| Dockerfiles are deliberately dumb to let other tools take over as necessary, is my understanding. My experience (over the last year) is that they're so limited as to be pretty useless. They don't even do what they're advertised to do, ie give you a reliable way to reproduce a build, and they're inflexible for my idea of real-world work with Docker. Where they're good is in giving everyone a point of reference. I had a discussion with the maintainers last year about this: https://groups.google.com/forum/#!topic/docker-user/3pcVXU4h... I have a problem with most CM tools in that they're for moving target systems, not immutable ones. Ansible is the closest, but our experience has been that development on it is slow relative to the tool we use (see below). It's saved us a ton of money. I blog on this and similar topics here: http://zwischenzugs.wordpress.com/ The "tool for building and maintaining complex Docker deployments" is here: http://ianmiell.github.io/shutit/
https://github.com/ianmiell/shutit I also talk about this here: https://www.youtube.com/watch?v=zVUPmmUU3yY |
Not exactly, as the thread you link points out you can reference an image ID in FROM rather than the name:tag which has potential to change silently.

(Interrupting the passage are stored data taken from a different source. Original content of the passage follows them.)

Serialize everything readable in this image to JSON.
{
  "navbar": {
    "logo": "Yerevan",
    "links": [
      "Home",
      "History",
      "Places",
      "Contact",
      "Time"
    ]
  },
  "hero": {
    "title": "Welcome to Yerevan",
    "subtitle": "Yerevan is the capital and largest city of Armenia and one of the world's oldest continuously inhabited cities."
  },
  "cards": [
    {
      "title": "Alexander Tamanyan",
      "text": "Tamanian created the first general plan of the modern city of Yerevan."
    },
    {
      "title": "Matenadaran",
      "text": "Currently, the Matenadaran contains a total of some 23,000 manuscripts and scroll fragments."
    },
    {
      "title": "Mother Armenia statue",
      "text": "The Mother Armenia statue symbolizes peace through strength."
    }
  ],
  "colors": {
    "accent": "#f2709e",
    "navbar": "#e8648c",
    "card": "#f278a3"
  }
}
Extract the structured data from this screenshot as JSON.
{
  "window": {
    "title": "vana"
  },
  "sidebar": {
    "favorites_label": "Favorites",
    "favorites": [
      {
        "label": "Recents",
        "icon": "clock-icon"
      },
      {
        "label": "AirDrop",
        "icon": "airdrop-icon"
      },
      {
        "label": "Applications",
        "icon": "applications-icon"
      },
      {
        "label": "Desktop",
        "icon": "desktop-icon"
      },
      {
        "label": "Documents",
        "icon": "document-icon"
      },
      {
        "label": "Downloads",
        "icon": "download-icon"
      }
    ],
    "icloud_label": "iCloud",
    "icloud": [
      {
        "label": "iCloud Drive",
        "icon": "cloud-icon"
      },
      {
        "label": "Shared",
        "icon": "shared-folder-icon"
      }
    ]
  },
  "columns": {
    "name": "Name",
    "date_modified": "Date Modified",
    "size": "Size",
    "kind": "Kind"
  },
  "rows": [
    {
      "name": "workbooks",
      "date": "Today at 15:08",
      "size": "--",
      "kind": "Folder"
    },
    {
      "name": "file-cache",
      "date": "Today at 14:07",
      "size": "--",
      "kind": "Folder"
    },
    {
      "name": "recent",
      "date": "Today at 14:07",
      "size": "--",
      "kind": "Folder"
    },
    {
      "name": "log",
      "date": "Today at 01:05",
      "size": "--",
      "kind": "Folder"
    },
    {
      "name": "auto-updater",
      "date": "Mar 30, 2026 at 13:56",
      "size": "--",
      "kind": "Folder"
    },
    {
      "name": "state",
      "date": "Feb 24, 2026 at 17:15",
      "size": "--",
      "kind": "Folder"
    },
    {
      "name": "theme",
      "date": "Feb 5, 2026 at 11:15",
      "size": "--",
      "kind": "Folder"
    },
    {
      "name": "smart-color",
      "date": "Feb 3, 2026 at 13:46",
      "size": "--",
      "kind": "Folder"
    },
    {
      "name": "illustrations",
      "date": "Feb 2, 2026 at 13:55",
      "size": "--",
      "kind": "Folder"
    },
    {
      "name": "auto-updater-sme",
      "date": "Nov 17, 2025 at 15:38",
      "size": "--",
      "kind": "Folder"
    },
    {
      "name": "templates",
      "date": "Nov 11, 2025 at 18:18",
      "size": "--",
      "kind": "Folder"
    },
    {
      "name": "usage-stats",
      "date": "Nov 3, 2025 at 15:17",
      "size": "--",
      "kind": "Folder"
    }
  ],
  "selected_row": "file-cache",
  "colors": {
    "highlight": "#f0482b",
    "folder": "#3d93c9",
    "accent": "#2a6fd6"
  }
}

It's the equivalent of using a package manager against a repo you don't own without pinning - expect problems.
This can be mitigated by FROM'ing via ID or avoided entirely by running your registry where tags are reliable.
Admittedly, these things are not necessarily obvious, but I think it's a bit disingenuous to paint Dockerfiles as worthless or broken.
That said, ShutIt looks very cool and seems to address exactly some of my concerns / desires about working with Docker.
I just don't agree with framing it in opposition to and at the expense of what exists.
There's value in a container description that is fully self-contained, transferable and 'dumb' enough to be transparent.